Petit à petit, un cérémonial se mit en place, et tout un folklore, ainsi qu’un artisanat, se développa autour de cette nouvelle consommation devenue la boisson nationale par excellence. À tel point qu’aujourd’hui, le thé vert à la menthe apparaît, à première vue, comme une tradition immuable remontant aux débuts de l’Histoire. Grâce aux populations nomades, le thé se diffusa rapidement dans tout le Maghreb, puis dans toute l’Afrique de l’Ouest et enfin en France qui était alors la puissance coloniale.
Depuis, offrir du thé à la menthe fait partie des règles de savoir-vivre, non seulement au Maroc, mais aussi dans d’autres pays du Maghreb. Dans chaque région, on le prépare d’une façon légèrement différente : plus ou moins de sucre ici, des pignons de pins là, comme en Tunisie, avec une feuille de menthe dans le verre… chaque région du Maghreb s’est fait sa propre recette.

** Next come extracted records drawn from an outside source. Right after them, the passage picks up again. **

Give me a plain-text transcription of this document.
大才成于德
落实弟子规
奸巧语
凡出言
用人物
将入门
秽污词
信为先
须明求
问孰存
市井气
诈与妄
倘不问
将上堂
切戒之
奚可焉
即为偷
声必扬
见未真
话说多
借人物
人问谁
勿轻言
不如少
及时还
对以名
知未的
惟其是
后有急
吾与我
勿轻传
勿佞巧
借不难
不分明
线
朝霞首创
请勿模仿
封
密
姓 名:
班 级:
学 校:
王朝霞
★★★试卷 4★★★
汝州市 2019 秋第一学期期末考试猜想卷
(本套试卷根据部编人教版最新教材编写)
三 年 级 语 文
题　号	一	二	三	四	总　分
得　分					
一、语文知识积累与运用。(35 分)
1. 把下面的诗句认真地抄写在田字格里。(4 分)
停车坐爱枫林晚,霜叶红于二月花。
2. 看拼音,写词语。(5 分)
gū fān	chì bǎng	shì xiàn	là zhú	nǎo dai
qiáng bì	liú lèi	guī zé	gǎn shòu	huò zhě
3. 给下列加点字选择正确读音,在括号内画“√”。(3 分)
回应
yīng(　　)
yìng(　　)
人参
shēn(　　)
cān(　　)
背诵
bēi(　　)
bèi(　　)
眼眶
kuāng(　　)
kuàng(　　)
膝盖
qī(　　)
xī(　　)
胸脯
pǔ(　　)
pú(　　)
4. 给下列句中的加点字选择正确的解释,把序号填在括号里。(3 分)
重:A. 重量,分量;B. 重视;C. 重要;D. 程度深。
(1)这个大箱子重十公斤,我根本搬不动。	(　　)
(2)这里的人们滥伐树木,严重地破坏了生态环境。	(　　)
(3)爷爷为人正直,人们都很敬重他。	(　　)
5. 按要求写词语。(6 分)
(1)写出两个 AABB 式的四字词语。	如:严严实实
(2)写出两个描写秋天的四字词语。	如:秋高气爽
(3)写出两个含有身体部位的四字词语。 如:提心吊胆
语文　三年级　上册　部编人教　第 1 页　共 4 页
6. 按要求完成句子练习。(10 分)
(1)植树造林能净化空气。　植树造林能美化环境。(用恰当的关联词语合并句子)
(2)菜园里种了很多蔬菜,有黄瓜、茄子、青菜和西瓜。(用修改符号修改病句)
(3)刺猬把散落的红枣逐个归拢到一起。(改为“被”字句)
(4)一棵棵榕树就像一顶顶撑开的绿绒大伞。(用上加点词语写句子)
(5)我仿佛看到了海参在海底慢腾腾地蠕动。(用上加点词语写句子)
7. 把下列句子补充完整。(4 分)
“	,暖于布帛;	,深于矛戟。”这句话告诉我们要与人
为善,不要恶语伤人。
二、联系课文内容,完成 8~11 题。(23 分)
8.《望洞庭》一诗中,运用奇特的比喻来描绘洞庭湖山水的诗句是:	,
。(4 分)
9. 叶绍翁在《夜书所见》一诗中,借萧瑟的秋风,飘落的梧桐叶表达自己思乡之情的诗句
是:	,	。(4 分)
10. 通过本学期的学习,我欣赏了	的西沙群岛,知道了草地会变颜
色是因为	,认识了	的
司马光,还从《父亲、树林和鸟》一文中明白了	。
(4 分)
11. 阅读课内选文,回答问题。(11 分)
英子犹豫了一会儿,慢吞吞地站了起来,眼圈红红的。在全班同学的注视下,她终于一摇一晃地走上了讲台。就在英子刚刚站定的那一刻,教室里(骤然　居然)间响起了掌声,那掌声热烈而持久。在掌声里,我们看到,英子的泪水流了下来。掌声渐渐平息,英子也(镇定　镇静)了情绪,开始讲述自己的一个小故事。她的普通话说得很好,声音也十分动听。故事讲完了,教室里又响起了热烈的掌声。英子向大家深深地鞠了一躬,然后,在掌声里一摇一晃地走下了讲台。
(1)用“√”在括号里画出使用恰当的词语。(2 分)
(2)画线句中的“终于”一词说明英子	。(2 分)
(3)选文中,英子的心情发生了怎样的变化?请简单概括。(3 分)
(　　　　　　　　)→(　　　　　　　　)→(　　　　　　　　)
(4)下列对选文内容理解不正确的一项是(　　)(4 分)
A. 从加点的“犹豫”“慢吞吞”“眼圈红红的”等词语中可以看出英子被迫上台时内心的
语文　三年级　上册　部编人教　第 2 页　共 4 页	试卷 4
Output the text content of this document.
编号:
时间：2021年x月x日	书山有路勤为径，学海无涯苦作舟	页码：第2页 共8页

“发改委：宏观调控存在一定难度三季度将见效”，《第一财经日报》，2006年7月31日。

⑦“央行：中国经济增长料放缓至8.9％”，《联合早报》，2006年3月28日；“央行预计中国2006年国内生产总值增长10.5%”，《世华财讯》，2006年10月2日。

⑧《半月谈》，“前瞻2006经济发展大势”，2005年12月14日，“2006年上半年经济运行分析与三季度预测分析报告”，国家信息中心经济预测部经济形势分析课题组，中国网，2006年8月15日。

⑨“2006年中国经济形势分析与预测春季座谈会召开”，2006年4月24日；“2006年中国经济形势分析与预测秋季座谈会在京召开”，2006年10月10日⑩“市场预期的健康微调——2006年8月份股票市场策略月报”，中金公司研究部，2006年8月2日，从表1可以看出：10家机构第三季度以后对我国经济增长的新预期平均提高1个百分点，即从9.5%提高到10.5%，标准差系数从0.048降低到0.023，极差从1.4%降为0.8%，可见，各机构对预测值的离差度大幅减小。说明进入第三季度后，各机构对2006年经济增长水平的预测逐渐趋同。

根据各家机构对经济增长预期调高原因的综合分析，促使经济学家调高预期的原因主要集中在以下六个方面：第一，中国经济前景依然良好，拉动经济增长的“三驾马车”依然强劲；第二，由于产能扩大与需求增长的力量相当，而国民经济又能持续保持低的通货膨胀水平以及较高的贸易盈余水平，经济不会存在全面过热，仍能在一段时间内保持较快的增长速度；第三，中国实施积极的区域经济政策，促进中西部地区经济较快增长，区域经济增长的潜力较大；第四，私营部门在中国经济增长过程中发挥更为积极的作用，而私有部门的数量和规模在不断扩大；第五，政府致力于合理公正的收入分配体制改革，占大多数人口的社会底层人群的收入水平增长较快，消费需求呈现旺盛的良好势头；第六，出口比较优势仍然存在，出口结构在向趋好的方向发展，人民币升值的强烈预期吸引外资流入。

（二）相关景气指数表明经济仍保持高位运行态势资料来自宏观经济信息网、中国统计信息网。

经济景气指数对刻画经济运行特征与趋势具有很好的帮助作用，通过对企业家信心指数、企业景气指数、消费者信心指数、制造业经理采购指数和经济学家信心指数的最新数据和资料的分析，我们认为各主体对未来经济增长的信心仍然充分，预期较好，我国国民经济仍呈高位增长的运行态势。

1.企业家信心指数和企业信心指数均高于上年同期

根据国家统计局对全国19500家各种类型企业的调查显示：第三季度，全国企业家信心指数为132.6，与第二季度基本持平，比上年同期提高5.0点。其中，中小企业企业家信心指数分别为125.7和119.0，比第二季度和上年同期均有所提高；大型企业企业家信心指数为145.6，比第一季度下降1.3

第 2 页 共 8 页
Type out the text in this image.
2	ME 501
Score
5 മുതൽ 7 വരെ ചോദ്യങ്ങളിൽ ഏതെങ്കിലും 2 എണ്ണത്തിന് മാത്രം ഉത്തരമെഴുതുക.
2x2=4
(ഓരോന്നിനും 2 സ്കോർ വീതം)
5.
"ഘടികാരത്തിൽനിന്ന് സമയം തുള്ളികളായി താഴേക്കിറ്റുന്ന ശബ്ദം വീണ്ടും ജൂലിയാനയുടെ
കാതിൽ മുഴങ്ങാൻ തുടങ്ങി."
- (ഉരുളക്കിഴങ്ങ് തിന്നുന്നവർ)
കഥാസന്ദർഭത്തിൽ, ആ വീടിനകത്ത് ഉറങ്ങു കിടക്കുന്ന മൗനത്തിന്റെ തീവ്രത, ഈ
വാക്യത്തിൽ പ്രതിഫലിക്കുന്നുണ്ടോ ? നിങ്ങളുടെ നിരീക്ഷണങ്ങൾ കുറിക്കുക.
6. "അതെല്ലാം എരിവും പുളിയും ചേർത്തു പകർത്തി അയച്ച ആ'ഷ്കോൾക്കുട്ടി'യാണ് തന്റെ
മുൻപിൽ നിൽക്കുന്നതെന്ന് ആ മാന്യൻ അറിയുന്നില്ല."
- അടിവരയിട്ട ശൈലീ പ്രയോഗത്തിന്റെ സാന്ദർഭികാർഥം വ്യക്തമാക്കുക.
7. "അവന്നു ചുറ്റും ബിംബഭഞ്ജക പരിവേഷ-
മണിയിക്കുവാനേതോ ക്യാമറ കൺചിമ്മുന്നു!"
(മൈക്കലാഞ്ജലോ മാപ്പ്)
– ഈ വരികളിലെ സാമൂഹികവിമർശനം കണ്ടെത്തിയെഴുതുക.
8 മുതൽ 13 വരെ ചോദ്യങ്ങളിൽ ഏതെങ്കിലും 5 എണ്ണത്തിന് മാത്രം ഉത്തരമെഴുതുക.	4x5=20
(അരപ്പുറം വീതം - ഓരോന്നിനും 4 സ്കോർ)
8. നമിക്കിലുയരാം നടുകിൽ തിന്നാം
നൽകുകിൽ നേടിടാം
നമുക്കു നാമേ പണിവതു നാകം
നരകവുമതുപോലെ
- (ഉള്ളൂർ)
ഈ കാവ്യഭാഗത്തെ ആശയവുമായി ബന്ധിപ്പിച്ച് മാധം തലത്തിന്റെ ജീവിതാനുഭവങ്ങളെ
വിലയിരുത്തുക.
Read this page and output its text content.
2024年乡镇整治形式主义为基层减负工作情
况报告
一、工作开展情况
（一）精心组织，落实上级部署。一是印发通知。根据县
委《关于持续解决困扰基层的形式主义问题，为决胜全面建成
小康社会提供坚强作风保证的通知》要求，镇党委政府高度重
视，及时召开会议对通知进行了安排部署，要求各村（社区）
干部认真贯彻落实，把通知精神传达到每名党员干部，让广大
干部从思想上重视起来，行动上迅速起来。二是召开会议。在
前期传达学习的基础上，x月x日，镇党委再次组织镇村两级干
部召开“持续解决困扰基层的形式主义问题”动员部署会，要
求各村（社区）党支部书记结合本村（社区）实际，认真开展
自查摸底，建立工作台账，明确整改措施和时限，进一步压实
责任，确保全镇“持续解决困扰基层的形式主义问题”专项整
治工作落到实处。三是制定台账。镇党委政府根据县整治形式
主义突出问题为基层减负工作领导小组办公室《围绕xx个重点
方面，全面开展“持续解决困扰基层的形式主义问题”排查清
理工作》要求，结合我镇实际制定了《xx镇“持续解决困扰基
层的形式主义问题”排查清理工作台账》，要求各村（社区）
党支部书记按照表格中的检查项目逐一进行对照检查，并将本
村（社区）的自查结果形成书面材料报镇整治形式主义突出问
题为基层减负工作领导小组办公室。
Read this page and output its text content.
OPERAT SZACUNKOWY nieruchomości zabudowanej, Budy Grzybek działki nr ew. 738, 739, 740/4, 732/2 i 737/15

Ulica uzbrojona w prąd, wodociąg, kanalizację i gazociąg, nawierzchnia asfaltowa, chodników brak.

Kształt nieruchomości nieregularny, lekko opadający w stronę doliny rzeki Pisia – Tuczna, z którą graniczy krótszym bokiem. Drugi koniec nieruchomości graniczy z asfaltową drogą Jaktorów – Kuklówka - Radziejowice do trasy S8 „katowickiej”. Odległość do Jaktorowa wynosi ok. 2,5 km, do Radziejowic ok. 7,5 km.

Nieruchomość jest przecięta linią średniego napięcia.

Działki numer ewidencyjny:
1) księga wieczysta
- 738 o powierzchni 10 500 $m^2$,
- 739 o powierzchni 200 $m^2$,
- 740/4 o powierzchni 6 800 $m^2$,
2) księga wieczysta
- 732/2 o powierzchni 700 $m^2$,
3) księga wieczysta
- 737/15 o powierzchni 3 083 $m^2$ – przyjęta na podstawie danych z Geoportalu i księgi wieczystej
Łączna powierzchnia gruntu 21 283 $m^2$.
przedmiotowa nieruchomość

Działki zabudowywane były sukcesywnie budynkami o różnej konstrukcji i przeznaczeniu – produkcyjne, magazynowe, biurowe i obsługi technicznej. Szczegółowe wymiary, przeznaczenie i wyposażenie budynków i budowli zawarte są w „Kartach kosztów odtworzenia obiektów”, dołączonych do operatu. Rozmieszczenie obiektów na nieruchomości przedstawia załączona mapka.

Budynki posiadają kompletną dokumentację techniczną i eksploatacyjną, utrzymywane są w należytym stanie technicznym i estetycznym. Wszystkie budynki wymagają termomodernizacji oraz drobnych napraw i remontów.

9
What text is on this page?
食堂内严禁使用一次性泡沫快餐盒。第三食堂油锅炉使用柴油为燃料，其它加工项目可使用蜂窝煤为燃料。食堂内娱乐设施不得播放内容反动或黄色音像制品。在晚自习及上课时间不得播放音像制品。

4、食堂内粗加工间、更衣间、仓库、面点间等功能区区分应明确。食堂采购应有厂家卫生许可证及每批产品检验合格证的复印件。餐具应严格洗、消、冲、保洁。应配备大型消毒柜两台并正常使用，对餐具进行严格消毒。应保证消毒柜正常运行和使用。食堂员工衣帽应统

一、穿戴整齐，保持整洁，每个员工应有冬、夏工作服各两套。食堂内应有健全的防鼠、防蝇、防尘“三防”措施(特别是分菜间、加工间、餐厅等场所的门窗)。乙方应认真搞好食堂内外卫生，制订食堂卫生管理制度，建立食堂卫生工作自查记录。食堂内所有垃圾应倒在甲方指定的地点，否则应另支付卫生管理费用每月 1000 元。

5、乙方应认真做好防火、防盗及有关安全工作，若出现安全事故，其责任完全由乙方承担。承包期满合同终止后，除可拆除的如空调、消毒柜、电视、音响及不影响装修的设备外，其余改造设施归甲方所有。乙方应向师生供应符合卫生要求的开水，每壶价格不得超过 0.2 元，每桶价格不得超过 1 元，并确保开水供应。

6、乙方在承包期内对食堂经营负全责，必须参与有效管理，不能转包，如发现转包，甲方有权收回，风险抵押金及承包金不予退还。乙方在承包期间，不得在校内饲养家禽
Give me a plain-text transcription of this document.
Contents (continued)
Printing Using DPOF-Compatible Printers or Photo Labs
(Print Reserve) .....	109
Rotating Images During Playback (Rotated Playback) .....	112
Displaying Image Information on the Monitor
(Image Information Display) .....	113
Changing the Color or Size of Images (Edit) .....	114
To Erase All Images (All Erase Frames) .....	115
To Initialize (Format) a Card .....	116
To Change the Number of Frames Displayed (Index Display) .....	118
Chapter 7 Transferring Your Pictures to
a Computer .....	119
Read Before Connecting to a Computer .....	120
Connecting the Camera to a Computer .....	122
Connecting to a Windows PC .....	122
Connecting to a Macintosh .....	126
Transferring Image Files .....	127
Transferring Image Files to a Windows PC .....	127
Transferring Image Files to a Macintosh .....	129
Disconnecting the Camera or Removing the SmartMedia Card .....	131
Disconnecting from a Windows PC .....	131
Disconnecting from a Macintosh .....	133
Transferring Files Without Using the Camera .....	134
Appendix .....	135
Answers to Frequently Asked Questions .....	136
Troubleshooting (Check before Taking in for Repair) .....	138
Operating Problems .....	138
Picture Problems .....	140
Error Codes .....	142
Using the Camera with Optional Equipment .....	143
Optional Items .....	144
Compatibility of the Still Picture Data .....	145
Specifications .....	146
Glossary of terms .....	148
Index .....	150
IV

Préparation et service : Sa préparation et son goût varient en fonction des régions du Maghreb mais, en règle générale, il est plus corsé dans les régions désertiques. Il remplace alors le café. Dans certaines régions, on y ajoute quelques pignons de pin, de la sauge, de la verveine, du miel, de la cannelle, etc. La menthe est habituellement la menthe ou nanah, commune au Maghreb. Par ailleurs, notamment en hiver quand la menthe est rare, il arrive qu’on la remplace par des feuilles d’absinthe (chiba ou ch’hiba en dialecte maghrébin), qui donnent au thé une amertume très prononcée.
Le thé est préparé à partir de thé vert et d’une botte de menthe verte fraîche, ainsi que d’une grande quantité de sucre. La théière est tout d’abord ébouillantée. On y ajoute ensuite le thé que l’on « nettoie » en y mettant une petite quantité d’eau bouillante que l’on jette après l’avoir laissé une minute dans la théière. Après y avoir mis le sucre et la menthe, on remplit la théière d’eau bouillante et on laisse infuser deux à trois minutes. On remplit alors deux à trois fois un verre que l’on reverse aussitôt dans la théière, de façon à oxygéner l’eau et donner plus de goût à l’infusion. Il s’agit ensuite, en goûtant périodiquement le thé dans un verre, de déterminer le moment où l’infusion est parfaitement réalisée. On rajoute éventuellement du sucre et de la menthe, si le thé en manque.
Le thé est alors servi en tenant la théière assez haut, afin de déposer une fine corolle de mousse en haut des verres. La présence de la mousse (en marocain koukoussa) est considérée comme un signe de la réussite de l’infusion. Plus prosaïquement, ce mode de service permet d’oxygéner et donc d’accroître le goût du thé.
Traditionnellement, le thé est servi trois fois. La particularité de son service est due au fait que l’on conserve les feuilles de thé et de menthe verte dans la théière, qui continuent à infuser. Au fur et à mesure des services, la boisson obtenue change de saveur et d’aspect (léger au premier, équilibré au second, très astringent et amer au dernier).
Quelques feuilles de menthe son parfois ajoutées dans les tasses à thé pour la décoration.
Culture populaire : « Le premier verre de thé est aussi doux que la vie. Le deuxième est aussi fort que l’amour. Le troisième est aussi amer que la mort ». Proverbe touareg à propos du thé.